Deep learning-based object detectors have achieved remarkable success across numerous computer vision applications, yet they continue to struggle with small object detection in high-resolution aerial and satellite imagery, where dense object distributions, variable shooting angles, diminutive target sizes, and substantial inter-class variability pose formidable challenges. Existing slicing strategies that partition high-resolution images into manageable patches have demonstrated promising results for enlarging the effective receptive field of small targets; however, their reliance on fixed slice dimensions introduces significant redundant computation, inflating inference cost and undermining detection speed. In this paper, we propose \textbf{Adaptive Slicing-Assisted Hyper Inference (ASAHI)}, a novel slicing framework that shifts the paradigm from prescribing a fixed slice size to adaptively determining the optimal number of slices according to image resolution, thereby substantially mitigating redundant computation while preserving beneficial overlap between adjacent patches.

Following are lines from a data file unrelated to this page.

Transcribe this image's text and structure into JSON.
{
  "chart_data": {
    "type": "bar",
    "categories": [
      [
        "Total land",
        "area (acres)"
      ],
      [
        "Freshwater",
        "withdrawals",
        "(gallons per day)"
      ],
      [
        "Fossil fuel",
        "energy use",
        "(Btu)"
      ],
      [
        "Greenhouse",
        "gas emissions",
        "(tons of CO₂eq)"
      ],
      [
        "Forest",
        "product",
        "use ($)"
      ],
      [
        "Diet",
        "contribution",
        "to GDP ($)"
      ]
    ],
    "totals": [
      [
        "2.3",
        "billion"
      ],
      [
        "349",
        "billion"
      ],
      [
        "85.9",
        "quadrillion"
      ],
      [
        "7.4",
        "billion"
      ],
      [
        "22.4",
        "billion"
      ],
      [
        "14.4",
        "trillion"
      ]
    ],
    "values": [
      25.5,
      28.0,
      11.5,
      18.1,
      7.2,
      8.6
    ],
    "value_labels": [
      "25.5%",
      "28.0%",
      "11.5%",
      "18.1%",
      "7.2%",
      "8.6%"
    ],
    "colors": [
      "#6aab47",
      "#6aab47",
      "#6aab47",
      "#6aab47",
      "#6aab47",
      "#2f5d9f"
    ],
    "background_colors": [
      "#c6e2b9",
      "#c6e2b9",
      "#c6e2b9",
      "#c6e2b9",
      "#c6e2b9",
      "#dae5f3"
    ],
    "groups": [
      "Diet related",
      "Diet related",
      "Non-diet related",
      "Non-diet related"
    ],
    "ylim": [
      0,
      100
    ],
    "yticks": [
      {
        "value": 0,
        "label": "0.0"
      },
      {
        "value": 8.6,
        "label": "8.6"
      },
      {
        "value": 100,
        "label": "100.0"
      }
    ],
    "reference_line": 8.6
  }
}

ASAHI integrates three synergistic components: (1)an adaptive resolution-aware slicing algorithm that dynamically generates 6 or 12 overlapping patches based on a learned threshold, (2)a slicing-assisted fine-tuning (SAF) strategy that constructs augmented training data comprising both full-resolution and sliced image patches, and (3)a Cluster-DIoU-NMS (CDN) post-processing module that combines the geometric merging efficiency of Cluster-NMS with the center-distance-aware suppression of DIoU-NMS to achieve robust duplicate elimination in crowded scenes. Extensive experiments on VisDrone2019 and xView, demonstrate that ASAHI achieves state-of-the-art performance with 56.8% on VisDrone2019-DET-val and 22.7% on xView-test, while reducing inference time by 20-25% compared to the baseline SAHI method.